The information also comes as a surprise to Paul Severt, father of Westlake starting quarterback Jordan Severt. The CFO of Cigna Supplemental Benefits is proud his three sons play football. He wouldn’t mind seeing Jordan spoken in the same sentences as former Westlake quarterbacks Drew Brees and Nick Foles someday, though he’s perfectly satisfied if Jordan’s future at Southern Methodist University is his final chapter. A linebacker in his youth for Memorial High of St. Marys, Ohio, he’s privy to the brutality that exists at the high school level.

“It’s not only concussions,” he says. “You’ve got other types of injuries. You hear some strange things happening sometimes with really bad breaks. All the blood flow’s cut off. You’ve got to get that kid diagnosed immediately. I’m surprised that isn’t a requirement.”

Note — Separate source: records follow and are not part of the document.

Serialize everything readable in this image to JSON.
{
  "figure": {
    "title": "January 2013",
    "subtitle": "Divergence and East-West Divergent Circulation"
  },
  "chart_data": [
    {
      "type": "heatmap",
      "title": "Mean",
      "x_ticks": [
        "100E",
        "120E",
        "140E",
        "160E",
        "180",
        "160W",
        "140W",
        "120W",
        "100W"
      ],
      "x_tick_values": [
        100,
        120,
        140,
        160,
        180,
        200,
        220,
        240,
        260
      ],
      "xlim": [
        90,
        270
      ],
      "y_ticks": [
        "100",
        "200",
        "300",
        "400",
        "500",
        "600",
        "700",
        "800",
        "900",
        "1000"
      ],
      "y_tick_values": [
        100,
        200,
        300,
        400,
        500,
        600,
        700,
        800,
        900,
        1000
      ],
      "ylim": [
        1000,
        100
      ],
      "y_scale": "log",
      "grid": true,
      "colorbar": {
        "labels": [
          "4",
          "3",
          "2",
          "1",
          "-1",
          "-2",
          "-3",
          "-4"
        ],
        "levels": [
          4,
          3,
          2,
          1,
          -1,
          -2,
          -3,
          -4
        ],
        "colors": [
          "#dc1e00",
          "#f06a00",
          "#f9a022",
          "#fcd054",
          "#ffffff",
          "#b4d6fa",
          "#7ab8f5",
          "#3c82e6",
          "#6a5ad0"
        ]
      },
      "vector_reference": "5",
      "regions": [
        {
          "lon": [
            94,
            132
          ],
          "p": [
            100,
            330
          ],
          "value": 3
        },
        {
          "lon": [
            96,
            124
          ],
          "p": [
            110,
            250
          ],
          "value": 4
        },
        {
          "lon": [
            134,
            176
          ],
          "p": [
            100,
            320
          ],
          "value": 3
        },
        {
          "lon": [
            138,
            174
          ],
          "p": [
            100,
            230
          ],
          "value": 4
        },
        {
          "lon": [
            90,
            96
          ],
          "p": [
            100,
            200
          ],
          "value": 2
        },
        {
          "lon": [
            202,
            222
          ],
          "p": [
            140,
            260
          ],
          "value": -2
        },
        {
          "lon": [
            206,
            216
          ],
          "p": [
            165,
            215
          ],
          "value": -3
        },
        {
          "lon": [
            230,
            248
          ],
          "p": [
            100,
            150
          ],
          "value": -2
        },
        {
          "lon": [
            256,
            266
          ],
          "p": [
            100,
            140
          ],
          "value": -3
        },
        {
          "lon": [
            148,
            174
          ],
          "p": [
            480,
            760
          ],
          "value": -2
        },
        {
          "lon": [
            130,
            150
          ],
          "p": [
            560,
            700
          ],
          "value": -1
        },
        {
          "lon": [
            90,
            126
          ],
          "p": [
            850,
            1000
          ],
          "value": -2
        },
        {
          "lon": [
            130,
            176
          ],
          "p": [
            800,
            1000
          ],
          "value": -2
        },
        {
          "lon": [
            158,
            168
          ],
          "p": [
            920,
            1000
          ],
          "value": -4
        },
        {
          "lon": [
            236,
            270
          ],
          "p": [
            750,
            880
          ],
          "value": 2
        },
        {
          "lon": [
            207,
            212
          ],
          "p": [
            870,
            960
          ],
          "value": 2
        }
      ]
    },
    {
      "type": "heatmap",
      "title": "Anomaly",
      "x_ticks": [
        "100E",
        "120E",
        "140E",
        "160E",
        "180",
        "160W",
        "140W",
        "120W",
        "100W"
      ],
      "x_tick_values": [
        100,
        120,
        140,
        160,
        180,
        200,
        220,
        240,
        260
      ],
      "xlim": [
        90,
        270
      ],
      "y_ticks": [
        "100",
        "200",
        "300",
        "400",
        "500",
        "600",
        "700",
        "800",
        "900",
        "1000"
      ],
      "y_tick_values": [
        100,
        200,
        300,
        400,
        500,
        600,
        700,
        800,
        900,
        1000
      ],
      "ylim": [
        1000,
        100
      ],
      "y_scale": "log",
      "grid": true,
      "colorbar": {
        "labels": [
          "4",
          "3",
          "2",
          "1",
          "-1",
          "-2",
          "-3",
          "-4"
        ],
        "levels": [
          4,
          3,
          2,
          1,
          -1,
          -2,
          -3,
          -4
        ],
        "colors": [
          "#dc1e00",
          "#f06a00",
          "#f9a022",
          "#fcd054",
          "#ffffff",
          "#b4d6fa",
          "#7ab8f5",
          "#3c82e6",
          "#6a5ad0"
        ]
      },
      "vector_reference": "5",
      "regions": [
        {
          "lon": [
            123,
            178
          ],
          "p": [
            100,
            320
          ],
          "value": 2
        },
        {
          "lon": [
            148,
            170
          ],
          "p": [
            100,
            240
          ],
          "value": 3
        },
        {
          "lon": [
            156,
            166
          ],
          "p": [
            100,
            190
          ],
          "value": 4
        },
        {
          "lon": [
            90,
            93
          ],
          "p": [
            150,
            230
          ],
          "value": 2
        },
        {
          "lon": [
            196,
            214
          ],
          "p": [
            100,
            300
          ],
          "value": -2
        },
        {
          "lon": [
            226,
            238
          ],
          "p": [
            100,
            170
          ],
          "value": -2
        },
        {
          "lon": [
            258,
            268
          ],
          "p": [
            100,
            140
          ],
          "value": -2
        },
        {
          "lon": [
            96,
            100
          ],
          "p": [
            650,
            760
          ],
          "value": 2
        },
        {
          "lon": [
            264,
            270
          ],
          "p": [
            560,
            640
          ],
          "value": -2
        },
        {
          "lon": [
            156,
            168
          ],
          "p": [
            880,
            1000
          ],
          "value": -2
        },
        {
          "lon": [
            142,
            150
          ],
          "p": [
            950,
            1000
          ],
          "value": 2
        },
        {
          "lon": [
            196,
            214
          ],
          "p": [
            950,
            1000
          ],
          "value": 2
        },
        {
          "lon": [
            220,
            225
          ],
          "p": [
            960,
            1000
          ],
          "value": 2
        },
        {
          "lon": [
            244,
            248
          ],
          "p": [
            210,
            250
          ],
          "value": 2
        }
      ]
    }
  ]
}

Athletic trainers are essential. They’re on the field. They’re among the players. They watch. They discern. They provide a level of player safety that coaches are incapable of lending. Not only are coaches not medical professionals, a coach’s focus must be on winning the game. The trainer’s objective is protecting the player’s health. Unfortunately, there don’t seem to be enough.

According to the Texas Department of State Health Services, there are 2,994 licensed athletic trainers within the state. Per MaxPreps, a UIL partner that provides high school sports coverage, there are 1,463 Texas high schools with a boys football team.

The UIL also doesn’t keep record of the teams that do have a licensed trainer on staff, so there’s no way of ascertaining how many teams don’t have one, either. According to the National Athletic Trainer’s Association, only 42% of high schools in the country had access to a certified trainer in 2010.

An Education

In 2011, the Texas legislature passed House Bill 2038, more commonly known as Natasha’s Law, mandating certain procedures designed to protect the cognitive health of high school student-athletes at public schools. Some of the more prominent requirements include compulsory training for coaches on concussion safety, a return-to-play protocol to be established by each school district, and a physician’s clearance before any player can return to the field following a concussion.

The law, named after safety advocate Natasha Helmick, was meant to provide a base for school districts and the UIL to build upon according to Dr. Theodore Spinks, a 13-year veteran of neurosurgery with several clinics around Austin. Spinks was one of several medical professionals to work with the Texas Legislature in passing Natasha’s Law, but for all the good the law has accomplished, Spinks believes that school districts and the UIL could do more, especially when it comes to educating parents and teens better on the dangers of mismanaging brain injuries.

“You can only put so many things into law, and I’m not sure how much of it should be law versus UIL policy,” says Spinks. “Students are required to sign things saying that they received concussion education, but there’s no real requirement on what that education has to be.”

Perhaps school districts and the UIL could look to the Trenums for advice. In the aftermath of Austin’s death, Michelle’s husband Gil worked through her school board to ensure no parent in Nokesville and its neighboring cities suffers the same fate as her family.

Any student wishing to play a high school sport in the family’s Prince William County must attend an hour-long seminar on concussions upon which they’re accompanied by at least one parent. The session includes an ESPN E:60 report on Preston Plevretes, a former La Salle University football player who has never fully recovered from the mental and physical effects of a concussion he suffered in 2005. Michelle Trenum says the session’s making a difference.

“Schools that just have a piece of paper, are parents checking the box? Yes,” she says. “Are they really making a difference and wanting what’s best for the kids and their brains? No. I believe our lecture trains, and it’s not that hard to do. Our school district implemented it, and last year we educated over 70,000 parents and students. That’s incredible.”

School districts and the UIL would be wise to follow the lead of the Trenums and improve a protocol with several glaring holes. Part of the organization’s mission is to ensure the safety of its participants. It’s fair for parents and students to expect school districts and the UIL to come through.